Separate configuration from your Compose file using env_file.

# .env.production
DATABASE_URL=postgres://app:password@db:5432/production
REDIS_URL=redis://redis:6379
API_SECRET=production-secret-key
LOG_LEVEL=warn
services:
api:
image: myapp:latest
env_file:
- .env.production
environment:
# These override values from env_file
NODE_ENV: production

worker:
image: myworker:latest
env_file:
- .env.production
environment:
WORKER_CONCURRENCY: 10
# Use different env files per environment
docker compose --env-file .env.production up -d
docker compose --env-file .env.staging up -d

# Check the resolved configuration
docker compose config

Keep .env.production out of version control. Add it to .gitignore and manage it through a secrets manager or deployment tooling.

Docker Compose vs Docker Stack

docker compose runs on a single host. docker stack deploy runs on a Swarm cluster. They use the same Compose file format but differ in capabilities.

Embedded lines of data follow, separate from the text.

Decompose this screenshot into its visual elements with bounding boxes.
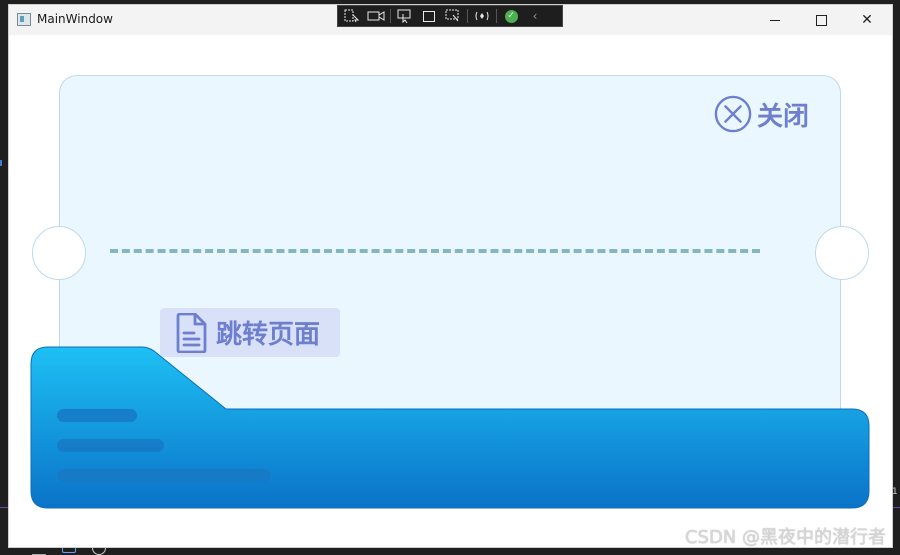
ticket-notch-right bbox=[815, 226, 869, 280]
ide-left-accent bbox=[0, 160, 2, 166]
window-title: MainWindow bbox=[37, 12, 113, 26]
toolbar-separator bbox=[390, 9, 391, 23]
close-icon: ✕ bbox=[861, 12, 873, 28]
minimize-icon bbox=[770, 19, 780, 21]
close-label: 关闭 bbox=[757, 101, 810, 132]
folder-shape bbox=[30, 346, 870, 509]
maximize-icon bbox=[815, 14, 827, 26]
folder-line bbox=[57, 469, 271, 482]
close-button[interactable]: 关闭 bbox=[714, 93, 809, 135]
pointer-select-icon[interactable] bbox=[395, 8, 415, 24]
close-window-button[interactable]: ✕ bbox=[844, 5, 890, 35]
maximize-button[interactable] bbox=[798, 5, 844, 35]
xaml-debug-toolbar: ✓ ‹ bbox=[337, 5, 563, 27]
toolbar-separator bbox=[496, 9, 497, 23]
minimize-button[interactable] bbox=[752, 5, 798, 35]
folder-line bbox=[57, 439, 164, 452]
toolbar-separator bbox=[467, 9, 468, 23]
layout-adorner-icon[interactable] bbox=[419, 8, 439, 24]
check-icon[interactable]: ✓ bbox=[501, 8, 521, 24]
ide-line-number: 1 bbox=[892, 487, 898, 497]
app-icon bbox=[17, 13, 31, 26]
ticket-dashed-divider bbox=[110, 249, 760, 253]
ticket-notch-left bbox=[32, 226, 86, 280]
folder-line bbox=[57, 409, 137, 422]
watermark: CSDN @黑夜中的潜行者 bbox=[684, 527, 886, 548]
select-element-icon[interactable] bbox=[342, 8, 362, 24]
collapse-icon[interactable]: ‹ bbox=[525, 8, 545, 24]
close-circle-icon bbox=[714, 95, 752, 133]
element-pick-icon[interactable] bbox=[443, 8, 463, 24]
record-icon[interactable] bbox=[366, 8, 386, 24]
hot-reload-icon[interactable] bbox=[472, 8, 492, 24]
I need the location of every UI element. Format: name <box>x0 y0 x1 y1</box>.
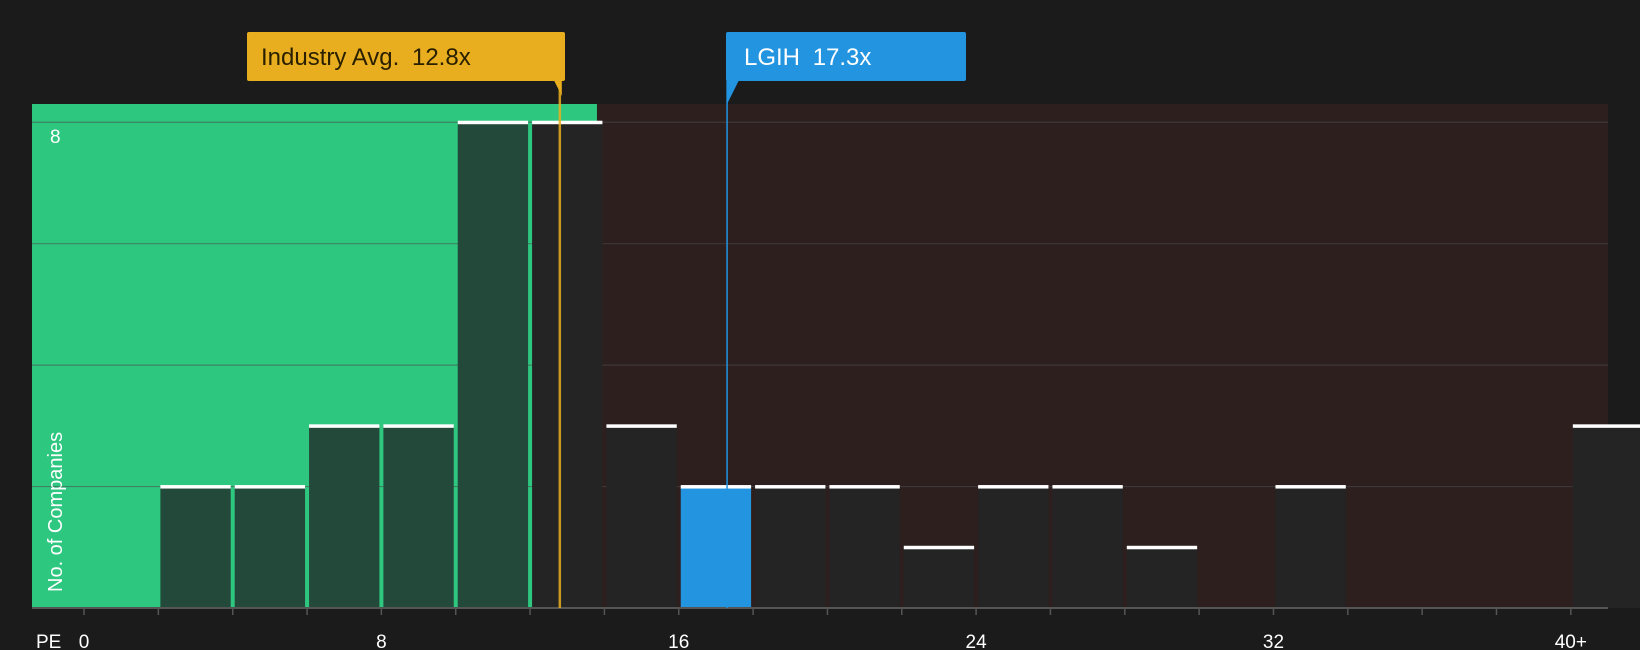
bar-cap <box>903 545 975 550</box>
bar-cap <box>606 424 677 428</box>
x-tick-label: 40+ <box>1555 632 1587 650</box>
svg-text:Industry Avg. 12.8x: Industry Avg. 12.8x <box>261 44 471 71</box>
bar-cap <box>978 485 1049 489</box>
x-tick-label: 32 <box>1263 632 1284 650</box>
bar-cap <box>383 424 454 428</box>
histogram-bar <box>978 486 1049 608</box>
x-axis-title: PE <box>36 632 61 650</box>
bar-cap <box>1126 545 1198 550</box>
bar-cap <box>532 120 603 125</box>
bar-cap <box>680 485 752 489</box>
histogram-bar <box>234 486 306 608</box>
x-tick-label: 0 <box>79 632 90 650</box>
bar-cap <box>1275 485 1346 489</box>
bar-cap <box>755 485 826 489</box>
bar-cap <box>1572 424 1640 428</box>
histogram-bar <box>309 425 380 608</box>
bar-cap <box>829 485 900 489</box>
bar-cap <box>160 485 231 489</box>
company-pointer <box>727 80 740 104</box>
bar-cap <box>309 424 380 428</box>
histogram-bar <box>1052 486 1123 608</box>
histogram-bar <box>160 486 231 608</box>
x-tick-label: 16 <box>668 632 689 650</box>
pe-distribution-chart: 0 8 16 24 32 40+ 8 No. of Companies PE Industr… <box>32 32 1640 650</box>
x-tick-label: 8 <box>376 632 387 650</box>
histogram-bar <box>903 547 975 608</box>
histogram-bar <box>606 425 677 608</box>
histogram-bar <box>680 486 752 608</box>
histogram-bar <box>457 122 529 609</box>
histogram-bar <box>755 486 826 608</box>
industry-avg-value: 12.8x <box>412 44 471 71</box>
histogram-bar <box>1275 486 1346 608</box>
company-value: 17.3x <box>813 44 872 71</box>
y-tick-label: 8 <box>50 127 61 148</box>
company-callout: LGIH 17.3x <box>726 32 966 104</box>
histogram-bar <box>1126 547 1198 608</box>
bar-cap <box>457 120 529 125</box>
bar-cap <box>1052 485 1123 489</box>
histogram-bar <box>829 486 900 608</box>
y-axis-label: No. of Companies <box>45 432 67 592</box>
histogram-bar <box>532 122 603 609</box>
company-label: LGIH <box>744 44 800 71</box>
histogram-bar <box>1572 425 1640 608</box>
industry-avg-label: Industry Avg. <box>261 44 399 71</box>
bar-cap <box>234 485 306 489</box>
industry-avg-callout: Industry Avg. 12.8x <box>247 32 565 96</box>
histogram-bar <box>383 425 454 608</box>
x-tick-label: 24 <box>966 632 988 650</box>
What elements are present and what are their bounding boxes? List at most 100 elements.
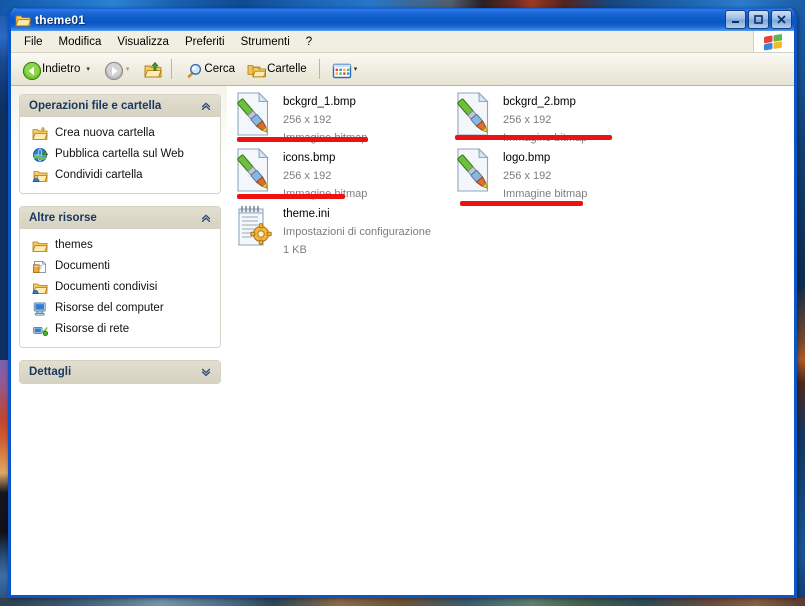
menu-preferiti[interactable]: Preferiti [177, 34, 233, 50]
sidebar-item-documenti-condivisi[interactable]: Documenti condivisi [20, 277, 220, 298]
panel-other-places-header[interactable]: Altre risorse [20, 207, 220, 229]
window-controls [725, 10, 792, 29]
sidebar-item-label: Risorse di rete [55, 323, 130, 335]
chevron-up-icon[interactable] [198, 210, 214, 226]
magnifier-icon [184, 61, 202, 78]
file-list[interactable]: bckgrd_1.bmp 256 x 192 Immagine bitmap [227, 86, 794, 595]
panel-details: Dettagli [19, 360, 221, 384]
file-name: icons.bmp [283, 152, 336, 164]
sidebar-item-label: Pubblica cartella sul Web [55, 148, 184, 160]
file-name: bckgrd_1.bmp [283, 96, 356, 108]
forward-caret-icon[interactable]: ▾ [126, 66, 130, 73]
sidebar-item-label: Documenti [55, 260, 110, 272]
back-arrow-icon [22, 61, 42, 81]
sidebar-item-risorse-di-rete[interactable]: Risorse di rete [20, 319, 220, 340]
sidebar-item-label: Documenti condivisi [55, 281, 158, 293]
bitmap-image-icon [451, 90, 495, 138]
views-icon [332, 61, 351, 79]
windows-flag-icon [753, 31, 794, 52]
bitmap-image-icon [451, 146, 495, 194]
window-title: theme01 [35, 12, 86, 27]
menu-modifica[interactable]: Modifica [51, 34, 110, 50]
my-computer-icon [32, 301, 48, 317]
sidebar-item-pubblica-cartella-sul-web[interactable]: Pubblica cartella sul Web [20, 144, 220, 165]
minimize-button[interactable] [725, 10, 746, 29]
sidebar-item-label: themes [55, 239, 93, 251]
redline-bckgrd-2 [455, 135, 612, 140]
up-folder-icon [143, 61, 163, 78]
sidebar-item-themes[interactable]: themes [20, 235, 220, 256]
panel-details-title: Dettagli [29, 366, 72, 378]
file-dimensions: 256 x 192 [283, 114, 332, 126]
my-documents-icon [32, 259, 48, 275]
bitmap-image-icon [231, 146, 275, 194]
views-caret-icon[interactable]: ▾ [354, 66, 358, 73]
menu-file[interactable]: File [16, 34, 51, 50]
close-button[interactable] [771, 10, 792, 29]
toolbar-separator-2 [318, 59, 320, 79]
title-bar[interactable]: theme01 [11, 8, 794, 31]
panel-details-header[interactable]: Dettagli [20, 361, 220, 383]
file-meta: logo.bmp 256 x 192 Immagine bitmap [503, 146, 587, 202]
back-caret-icon[interactable]: ▾ [86, 66, 90, 73]
maximize-button[interactable] [748, 10, 769, 29]
menu-help[interactable]: ? [298, 34, 320, 50]
file-dimensions: 256 x 192 [503, 114, 552, 126]
panel-file-folder-tasks: Operazioni file e cartella Crea nuova ca… [19, 94, 221, 194]
file-type: Immagine bitmap [503, 188, 588, 200]
file-name: theme.ini [283, 208, 330, 220]
back-button[interactable]: Indietro ▾ [17, 54, 97, 84]
sidebar-item-condividi-cartella[interactable]: Condividi cartella [20, 165, 220, 186]
file-name: bckgrd_2.bmp [503, 96, 576, 108]
new-folder-icon [32, 126, 48, 142]
menu-strumenti[interactable]: Strumenti [233, 34, 298, 50]
file-dimensions: 256 x 192 [283, 170, 332, 182]
folder-icon [15, 12, 32, 28]
panel-other-places-body: themes Documenti Documenti condivisi Ris… [20, 229, 220, 347]
folder-icon [32, 238, 48, 254]
panel-file-folder-tasks-header[interactable]: Operazioni file e cartella [20, 95, 220, 117]
panel-file-folder-tasks-title: Operazioni file e cartella [29, 100, 162, 112]
forward-button[interactable]: ▾ [99, 54, 137, 84]
file-size: 1 KB [283, 244, 307, 256]
redline-logo [460, 201, 583, 206]
task-pane: Operazioni file e cartella Crea nuova ca… [11, 86, 227, 595]
sidebar-item-crea-nuova-cartella[interactable]: Crea nuova cartella [20, 123, 220, 144]
toolbar-separator-1 [171, 59, 173, 79]
folders-label: Cartelle [267, 63, 307, 75]
file-item-logo[interactable]: logo.bmp 256 x 192 Immagine bitmap [451, 146, 661, 202]
search-button[interactable]: Cerca [179, 54, 240, 84]
sidebar-item-documenti[interactable]: Documenti [20, 256, 220, 277]
network-icon [32, 322, 49, 338]
file-type: Impostazioni di configurazione [283, 226, 431, 238]
toolbar: Indietro ▾ ▾ Cerca Cartelle ▾ [11, 53, 794, 86]
desktop-wallpaper-bottom [0, 598, 805, 606]
panel-other-places: Altre risorse themes Documenti Documenti… [19, 206, 221, 348]
folders-icon [247, 61, 267, 78]
search-label: Cerca [204, 63, 236, 75]
globe-icon [32, 147, 49, 163]
menu-visualizza[interactable]: Visualizza [109, 34, 177, 50]
redline-icons [237, 194, 345, 199]
file-name: logo.bmp [503, 152, 551, 164]
shared-folder-icon [32, 168, 48, 184]
bitmap-image-icon [231, 90, 275, 138]
chevron-up-icon[interactable] [198, 98, 214, 114]
file-meta: theme.ini Impostazioni di configurazione… [283, 202, 431, 258]
folders-button[interactable]: Cartelle [242, 54, 312, 84]
up-button[interactable] [138, 54, 164, 84]
file-dimensions: 256 x 192 [503, 170, 552, 182]
file-item-theme-ini[interactable]: theme.ini Impostazioni di configurazione… [231, 202, 461, 258]
sidebar-item-risorse-del-computer[interactable]: Risorse del computer [20, 298, 220, 319]
window-body: Operazioni file e cartella Crea nuova ca… [11, 86, 794, 595]
sidebar-item-label: Condividi cartella [55, 169, 143, 181]
chevron-down-icon[interactable] [198, 364, 214, 380]
shared-documents-icon [32, 280, 48, 296]
back-label: Indietro [42, 63, 81, 75]
explorer-window: theme01 File Modifica Visualizza Preferi… [8, 8, 797, 598]
views-button[interactable]: ▾ [327, 54, 365, 84]
forward-arrow-icon [104, 61, 123, 81]
desktop-wallpaper-right [797, 16, 805, 598]
panel-other-places-title: Altre risorse [29, 212, 97, 224]
sidebar-item-label: Crea nuova cartella [55, 127, 155, 139]
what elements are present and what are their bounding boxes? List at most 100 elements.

Featuredocker composedocker stack deploy
HostsSingleMulti-host (Swarm)
BuildYes (build: directive)No (images must be pre-built)
depends_onYes (with health conditions)No (use health checks + restart)
ProfilesYesNo
env_fileYesNo (use environment + secrets)
SecretsFile-based onlySwarm encrypted secrets
NetworkingBridge (default)Overlay (default)
Scaling--scale flagdeploy.replicas
Rolling updatesRecreateTrue rolling updates
Load balancingPort-basedRouting mesh
# Deploy with Compose (single host)
docker compose up -d

# Deploy as a Swarm stack (multi-host)
docker stack deploy -c docker-compose.yml myapp

# The same Compose file works for both,
# but stack deploy ignores build, depends_on, and profiles

Wrapping Up

Docker Compose in production is not a sin — it is a pragmatic choice for the right use case. Set restart policies so services survive crashes and reboots. Use health-check-based depends_on so your API does not start before the database is ready. Use profiles to keep development tools out of production. Set resource limits so one service cannot starve the others. Configure log rotation so your disk does not fill up. And mark critical volumes as external so docker compose down -v does not destroy your database. These configurations turn Compose from a development convenience into a production-ready deployment tool for small-to-medium applications.